HOW THE HIGH RIDGE YMCA MEETS COMMUNITY NEEDS
History and Scale
- The High Ridge YMCA has been dedicated to serving the communities of Rogers Park and West Ridge since 1952 and currently serves 5,176 members.
- The population surrounding the High Ridge Y is one of the most diverse in the region. For example, according to 2010 census data, 52% of people living within a mile of the High Ridge Y are white, 20% are African American, 13% Asian – including a large South Asian community – and 14% multiracial/other. Of those, 22% are of Latino descent.
- The area surrounding the High Ridge Y includes a large number of lower-income households. In 2012, in that same 1-mile radius, 15% of households earned less than $15,000 per year. In the Rogers Park neighborhood to the east of the Y, more than 50% of children under the age of 17 live below the poverty line; and 96% of Chicago Public School students in the neighborhood receive free or reduced-price lunch.
Where Your Donation Goes
- Memberships and programs provide a strong source of earned income, so your support of the High Ridge Y goes directly to High Ridge Y services that benefit young people, adults, and families in need.

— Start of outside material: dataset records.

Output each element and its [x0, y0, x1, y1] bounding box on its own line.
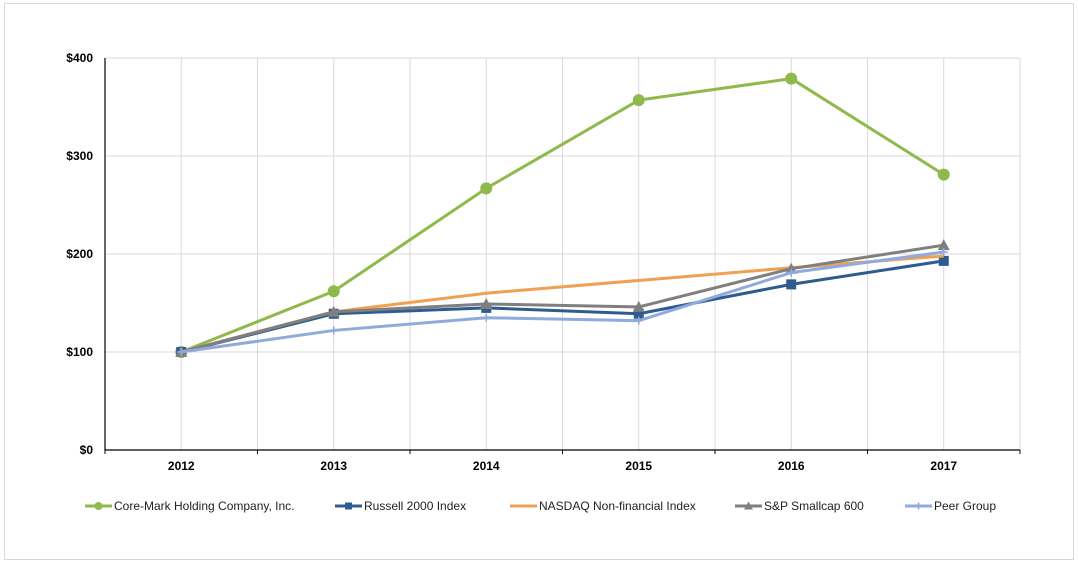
- data-point: [915, 502, 922, 510]
- data-point: [786, 279, 797, 290]
- chart-frame: [4, 3, 1074, 560]
- data-point: [482, 313, 491, 322]
- y-tick-label: $100: [66, 345, 93, 359]
- legend-item: NASDAQ Non-financial Index: [510, 499, 696, 513]
- data-point: [327, 285, 340, 298]
- series-line: [181, 250, 944, 354]
- y-tick-label: $200: [66, 247, 93, 261]
- data-point: [632, 300, 645, 312]
- x-tick-label: 2013: [320, 459, 347, 473]
- series-line: [180, 77, 945, 354]
- data-point: [937, 168, 950, 181]
- legend-item: Core-Mark Holding Company, Inc.: [85, 499, 295, 513]
- legend-label: Peer Group: [934, 499, 996, 513]
- data-point: [937, 239, 950, 251]
- legend-item: S&P Smallcap 600: [735, 499, 864, 513]
- data-point: [480, 297, 493, 309]
- x-tick-label: 2015: [625, 459, 652, 473]
- series-lines: [175, 72, 950, 358]
- legend-label: S&P Smallcap 600: [764, 499, 864, 513]
- legend-label: NASDAQ Non-financial Index: [539, 499, 696, 513]
- data-point: [94, 502, 103, 510]
- series-line: [180, 259, 944, 354]
- data-point: [480, 182, 493, 195]
- x-tick-label: 2016: [778, 459, 805, 473]
- series-peer-group: [177, 248, 948, 356]
- data-point: [787, 268, 796, 277]
- data-point: [634, 316, 643, 325]
- legend-label: Core-Mark Holding Company, Inc.: [114, 499, 295, 513]
- series-s-p-smallcap-600: [175, 239, 950, 357]
- legend: Core-Mark Holding Company, Inc. Russell 2…: [85, 499, 996, 513]
- gridlines: [104, 57, 1021, 450]
- data-point: [633, 308, 644, 319]
- series-line: [180, 243, 944, 354]
- data-point: [785, 72, 798, 85]
- x-tick-label: 2012: [168, 459, 195, 473]
- y-tick-label: $300: [66, 149, 93, 163]
- legend-item: Peer Group: [905, 499, 996, 513]
- x-tick-label: 2014: [473, 459, 500, 473]
- y-tick-label: $0: [80, 443, 94, 457]
- data-point: [938, 255, 949, 266]
- data-point: [327, 305, 340, 317]
- legend-label: Russell 2000 Index: [364, 499, 466, 513]
- y-tick-label: $400: [66, 51, 93, 65]
- data-point: [329, 326, 338, 335]
- data-point: [345, 502, 352, 510]
- data-point: [939, 248, 948, 257]
- data-point: [744, 501, 753, 510]
- x-axis-ticks: 2012 2013 2014 2015 2016 2017: [168, 459, 958, 473]
- axes: [104, 58, 1021, 454]
- data-point: [177, 348, 186, 356]
- x-tick-label: 2017: [930, 459, 957, 473]
- data-point: [632, 94, 645, 107]
- legend-item: Russell 2000 Index: [335, 499, 466, 513]
- y-axis-ticks: $0 $100 $200 $300 $400: [66, 51, 93, 457]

- In 2012, with the help of donations from supporters like you, High Ridge Y was able to provide over $235,000 in need-based membership assistance and over $30,000 in program fee assistance, supporting the High Ridge Y’s mission to promote:
- Youth development
- Healthy living
- Community responsibility
Commitment to education
- The High Ridge Y’s licensed child care programs, including day care, after-school care, Head Start and Early Head Start, serve approximately 100 birth-to-12 year olds each year.
Teaching life skills
- Drowning is the second leading cause of unintentional death for children under the age of 14. According to the American Swimming Foundation, 70% of African American children and 60% of Latino children can’t swim – populations strongly represented in the area serviced by the High Ridge Y, especially in the Rogers Park neighborhood, which abuts Lake Michigan.
- In 2012, 149 children reached the “Minnow” level in the High Ridge Y’s swimming program – giving them the skills they would need to save themselves if they fell off a dock into deep water. An additional 143 children participated in higher levels of the swimming program, which build endurance and teach additional water safety skills.
- Three out of four children aged 5 through 10 do not get the recommended 60 minutes of physical activity each day. This summer the High Ridge Y day camp gave 185 children an opportunity to play safely outdoors, swim, and eat nutritious meals and snacks.
- The High Ridge Y ensures a measure of food security for the children we serve, providing nutritious lunches in partnership with the Greater Chicago Food Depository to after school participants and day campers, and making lunches available to the community on Saturdays, when children otherwise would not have school lunch available. During the 2012-2013 school year the High Ridge Y provided 100 meals per school week and 20 meals every Saturday.
- The “Healthy Rogers Park Community Network” was initiated by the High Ridge Y in 2011.
- The program creates health and nutrition models for schools and afterschool programs; creates safer parks, streets and neighborhoods so families can walk, bike and play; increases access to fresh fruits and vegetables through mobile farmers’ markets, school gardens and neighborhood grocery stores.
- The network is a community partnership that includes a wide range of other local organizations, schools, health providers and academic institutions.
Providing safe havens
- Like many areas of Chicago, Rogers Park and West Ridge have more than their share of street gang activity. Youth programs and open gym times provide safe healthy alternative activities for neighborhood teens.
- An important goal for the future is to initiate a Youth Safety and Violence Prevention program, providing after school tutoring and conducting school workshops that promote non-violent conflict resolution.
Serving unique populations
- In addition to providing financial support to people who otherwise could not afford membership or program fees, High Ridge Y works to meet the needs of groups unique to our membership and service area:
- “Saturday Night Ladies’ Swim Party,” where the pool is open exclusively to women and the windows are covered, to help serve the traditional Muslim community in our area.
- Goldfish swim program, a swim class geared towards children with diverse abilities, primarily autism.
- Offering senior-friendly programs to the 20% of our membership that is over 55, such as “Silver Sneakers” classes.